Personal information
- Full name: Sydney Frederick Hird
- Born: 10 January 1910 Balmain, Sydney, New South Wales, Australia
- Died: 20 December 1980 (aged 70) Bloemfontein, Orange Free State, South Africa
- Batting: Right-handed
- Bowling: Right-arm leg-spin; Right-arm off-spin;

Domestic team information
- 1931/32–1932/33: New South Wales
- 1939: Lancashire
- 1945/46–1948/49: Eastern Province
- 1950/51: Border

Career statistics
| Competition | First-class |
| Matches | 32 |
| Runs scored | 1,453 |
| Batting average | 33.02 |
| 100s/50s | 5/4 |
| Top score | 130 |
| Balls bowled |  |
| Wickets | 59 |
| Bowling average | 28.54 |
| 5 wickets in innings | 3 |
| 10 wickets in match | 0 |
| Best bowling | 6/56 |
| Catches/stumpings | 8/– |
- Source: Cricinfo, 23 April 2018

= Sid Hird =

Australian cricketer

Sydney Frederick Hird (7 January 1910 – 20 December 1980) was an Australian cricketer who played first-class cricket from 1931 to 1951, for New South Wales, Lancashire, Eastern Province and Border. He was born in the Sydney suburb of Balmain and died in Bloemfontein, Orange Free State.

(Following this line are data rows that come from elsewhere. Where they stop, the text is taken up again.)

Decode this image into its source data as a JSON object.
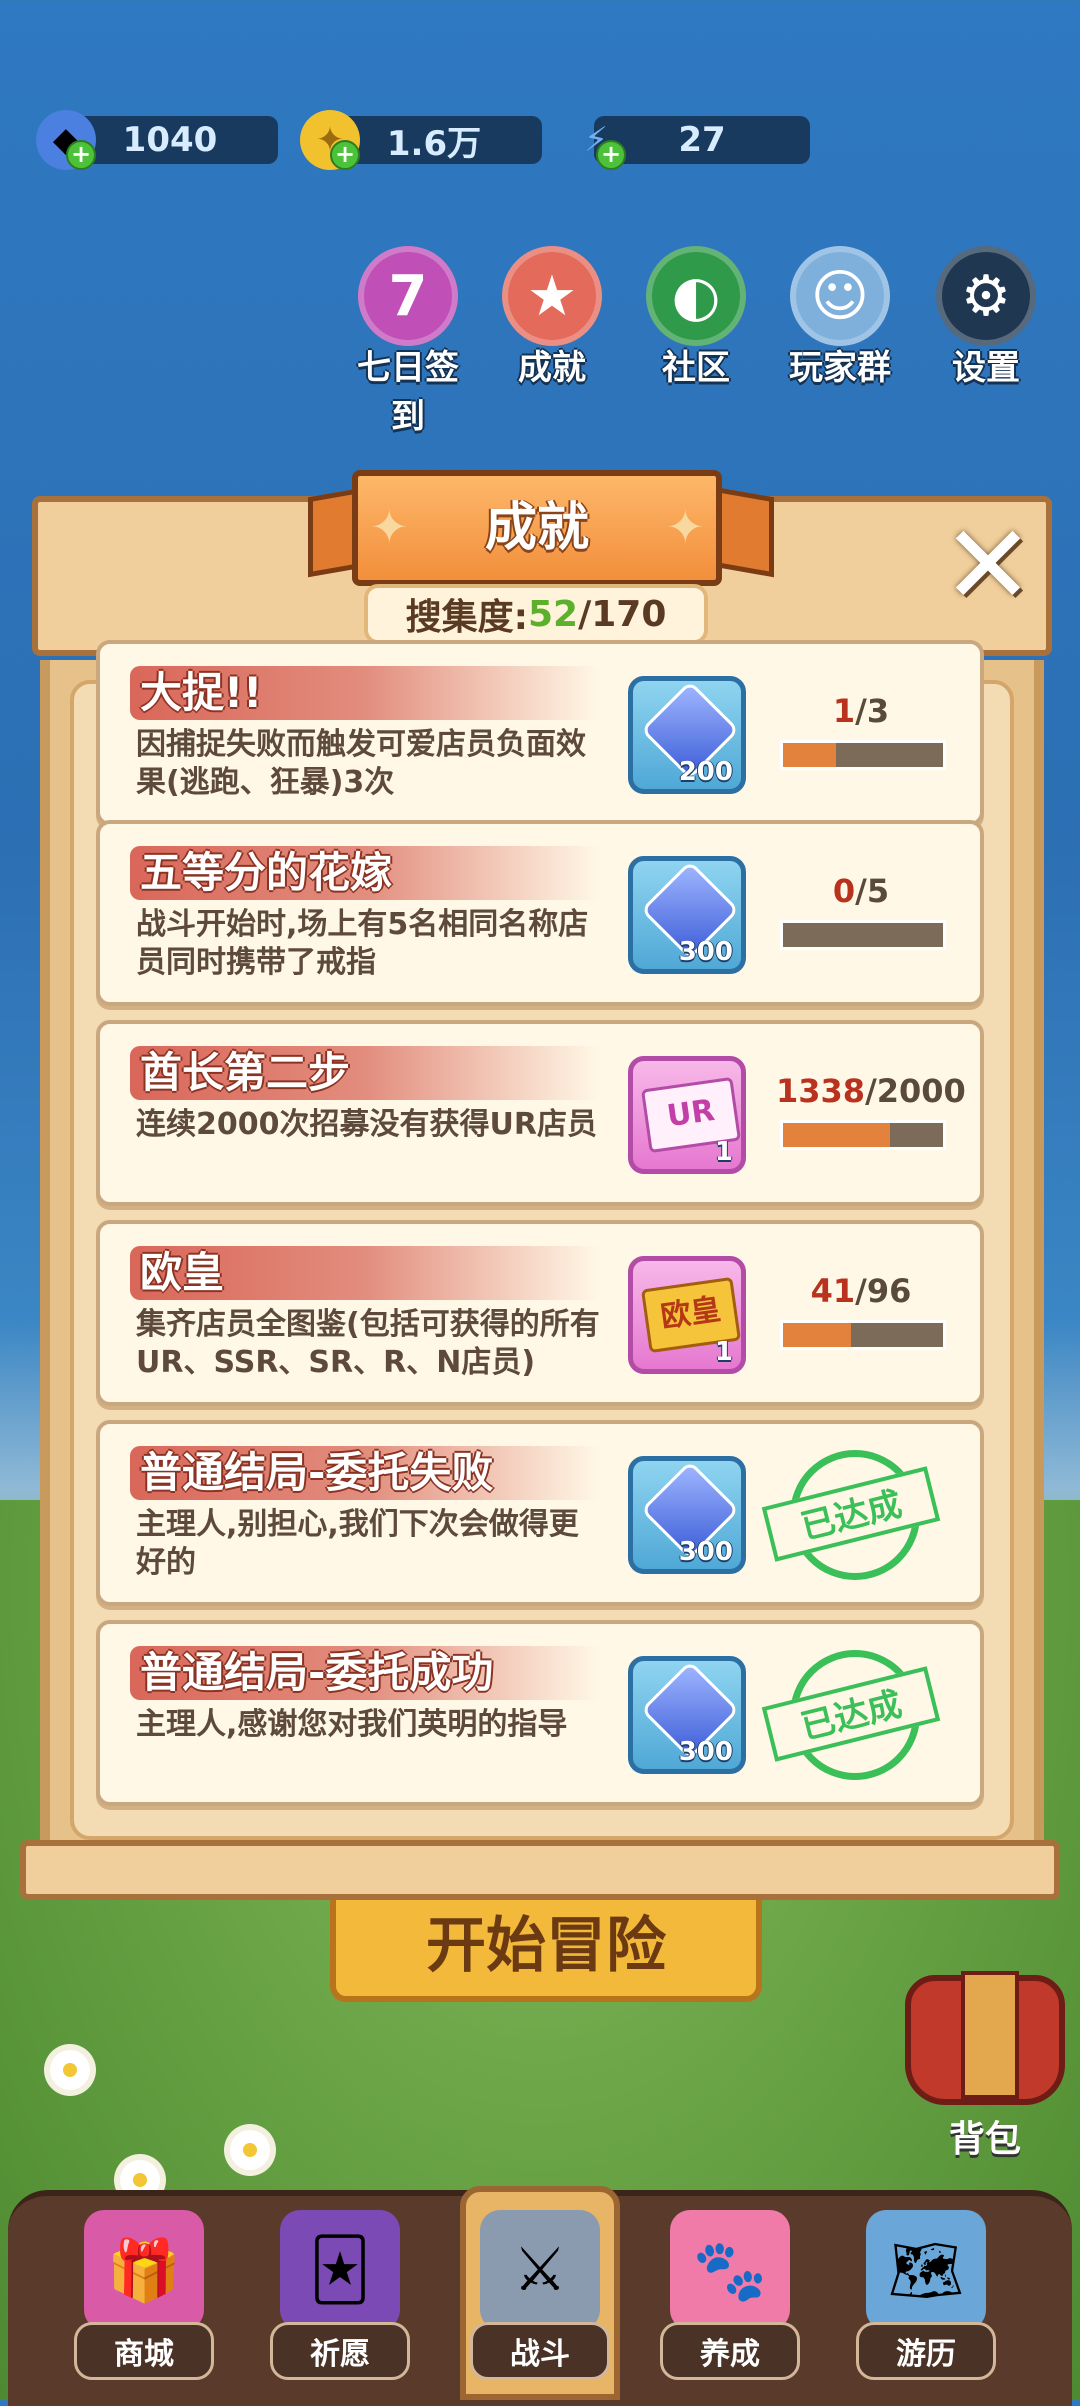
{
  "currency": [
    {
      "icon": "gem-icon",
      "value": "1040"
    },
    {
      "icon": "coin-icon",
      "value": "1.6万"
    },
    {
      "icon": "energy-icon",
      "value": "27"
    }
  ],
  "menu": [
    {
      "icon": "seven-day-icon",
      "glyph": "7",
      "label": "七日签到",
      "color": "#c14fb8"
    },
    {
      "icon": "trophy-icon",
      "glyph": "★",
      "label": "成就",
      "color": "#e46a5c"
    },
    {
      "icon": "community-icon",
      "glyph": "◐",
      "label": "社区",
      "color": "#2f9a4a"
    },
    {
      "icon": "penguin-icon",
      "glyph": "☺",
      "label": "玩家群",
      "color": "#7fb0dc"
    },
    {
      "icon": "gear-icon",
      "glyph": "⚙",
      "label": "设置",
      "color": "#1f3750"
    }
  ],
  "modal": {
    "title": "成就",
    "collect_label": "搜集度:",
    "collect_current": "52",
    "collect_total": "/170",
    "close_glyph": "✕"
  },
  "achievements": [
    {
      "title": "大捉!!",
      "desc": "因捕捉失败而触发可爱店员负面效果(逃跑、狂暴)3次",
      "reward_type": "gem",
      "reward_glyph": "",
      "reward_count": "200",
      "current": "1",
      "total": "/3",
      "progress": 0.33,
      "completed": false
    },
    {
      "title": "五等分的花嫁",
      "desc": "战斗开始时,场上有5名相同名称店员同时携带了戒指",
      "reward_type": "gem",
      "reward_glyph": "",
      "reward_count": "300",
      "current": "0",
      "total": "/5",
      "progress": 0,
      "completed": false
    },
    {
      "title": "酋长第二步",
      "desc": "连续2000次招募没有获得UR店员",
      "reward_type": "ticket",
      "reward_glyph": "UR",
      "reward_count": "1",
      "current": "1338",
      "total": "/2000",
      "progress": 0.669,
      "completed": false
    },
    {
      "title": "欧皇",
      "desc": "集齐店员全图鉴(包括可获得的所有UR、SSR、SR、R、N店员)",
      "reward_type": "gold",
      "reward_glyph": "欧皇",
      "reward_count": "1",
      "current": "41",
      "total": "/96",
      "progress": 0.427,
      "completed": false
    },
    {
      "title": "普通结局-委托失败",
      "desc": "主理人,别担心,我们下次会做得更好的",
      "reward_type": "gem",
      "reward_glyph": "",
      "reward_count": "300",
      "stamp": "已达成",
      "completed": true
    },
    {
      "title": "普通结局-委托成功",
      "desc": "主理人,感谢您对我们英明的指导",
      "reward_type": "gem",
      "reward_glyph": "",
      "reward_count": "300",
      "stamp": "已达成",
      "completed": true
    }
  ],
  "start_button": "开始冒险",
  "backpack_label": "背包",
  "nav": [
    {
      "icon": "shop-icon",
      "glyph": "🎁",
      "label": "商城"
    },
    {
      "icon": "wish-icon",
      "glyph": "🃏",
      "label": "祈愿"
    },
    {
      "icon": "battle-icon",
      "glyph": "⚔",
      "label": "战斗",
      "active": true
    },
    {
      "icon": "paw-icon",
      "glyph": "🐾",
      "label": "养成"
    },
    {
      "icon": "map-icon",
      "glyph": "🗺",
      "label": "游历"
    }
  ]
}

Hird was educated at Rozelle Junior Technical School in Sydney, where his classmates included the future Test cricket players Archie Jackson and Bill Hunt. He appeared in 32 first-class matches as a right-handed batsman who bowled right arm leg spin and off spin. He scored 1,453 runs with a highest score of 130, one of five first-class centuries, and held eight catches. He took 59 wickets with a best analysis of six for 56.

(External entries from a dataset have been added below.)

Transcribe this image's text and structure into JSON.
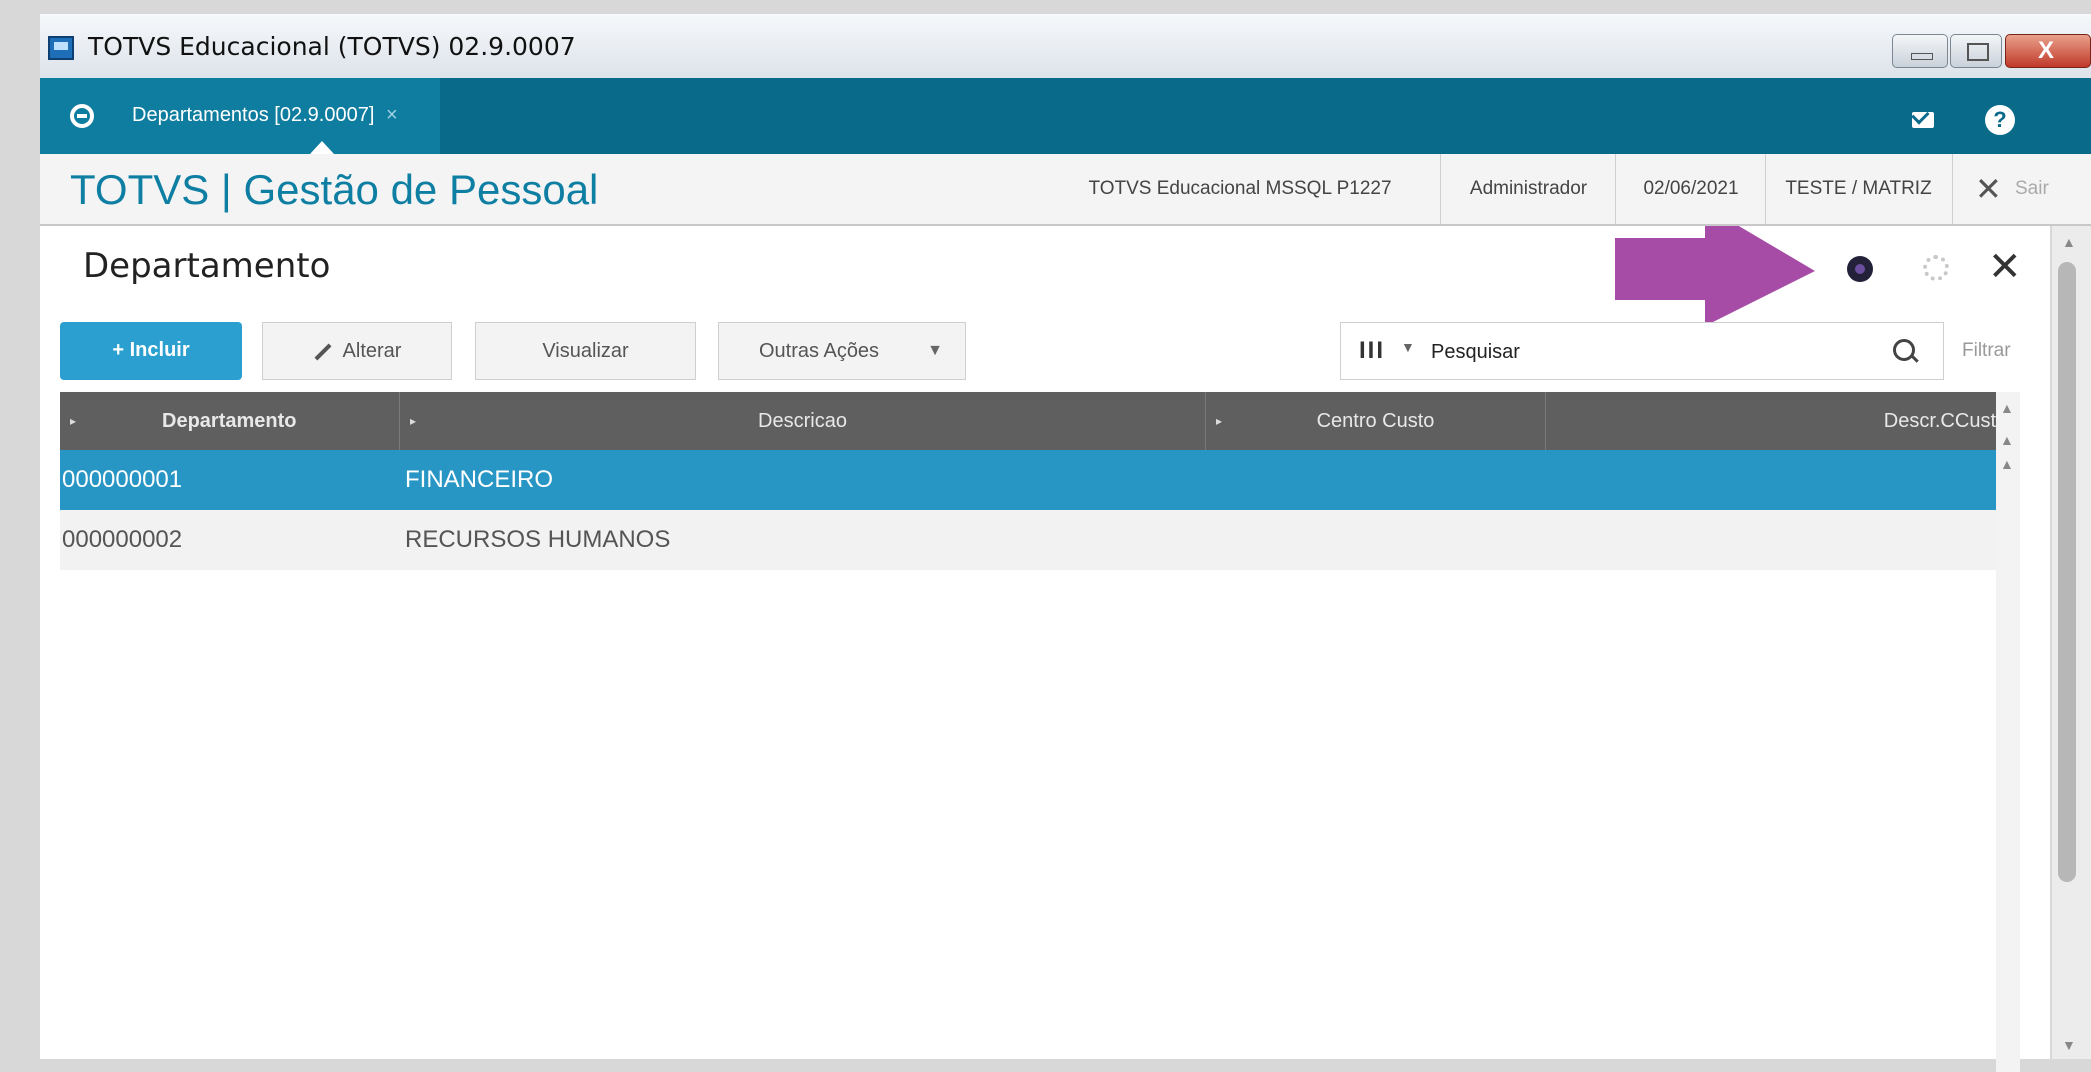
{
  "window": {
    "title": "TOTVS Educacional (TOTVS) 02.9.0007",
    "close_glyph": "X"
  },
  "topbar": {
    "tab_label": "Departamentos [02.9.0007]",
    "tab_close": "×",
    "help_glyph": "?"
  },
  "module": {
    "title": "TOTVS | Gestão de Pessoal",
    "database": "TOTVS Educacional MSSQL P1227",
    "user": "Administrador",
    "date": "02/06/2021",
    "branch": "TESTE / MATRIZ",
    "logout_glyph": "✕",
    "logout_label": "Sair"
  },
  "page": {
    "title": "Departamento",
    "close_glyph": "✕"
  },
  "toolbar": {
    "incluir": "+ Incluir",
    "alterar": "Alterar",
    "visualizar": "Visualizar",
    "outras_acoes": "Outras Ações",
    "dropdown_glyph": "▼",
    "columns_glyph": "III",
    "columns_caret": "▼",
    "search_placeholder": "Pesquisar",
    "filtrar": "Filtrar"
  },
  "grid": {
    "header_marker": "▸",
    "columns": [
      "Departamento",
      "Descricao",
      "Centro Custo",
      "Descr.CCust"
    ],
    "rows": [
      {
        "departamento": "000000001",
        "descricao": "FINANCEIRO",
        "selected": true
      },
      {
        "departamento": "000000002",
        "descricao": "RECURSOS HUMANOS",
        "selected": false
      }
    ]
  },
  "scroll": {
    "up": "▲",
    "down": "▼"
  },
  "colors": {
    "header_teal": "#0a6a8a",
    "module_title": "#0e7fa3",
    "primary_button": "#2a9fd0",
    "selected_row": "#2896c4",
    "annotation_arrow": "#a64ca6"
  },
  "icons": {
    "annotation": "purple-arrow-icon",
    "menu": "circle-menu-icon",
    "mail": "mail-icon",
    "help": "help-icon",
    "search": "search-icon",
    "settings": "gear-icon"
  }
}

In the 1930s, unable to find employment in Australia, Hird moved to England, where he played as the professional for Ramsbottom in the Lancashire League from 1933 to 1939. He moved to South Africa after the Second World War and captained Eastern Province. In the 1946–47 Currie Cup, when Border needed just 42 in their second innings to defeat Eastern Province, Hird and Steytler Thwaits bowled them out for 34, Hird taking 5 for 16 (match figures of 34–14–39–9).

Hird was later a successful coach in Eastern Province and Orange Free State.

Hird's first marriage ended in divorce in England in 1937. He married again in Grahamstown, South Africa, in 1948, where he worked as a hotelier. He died in Bloemfontein in 1980, aged 70.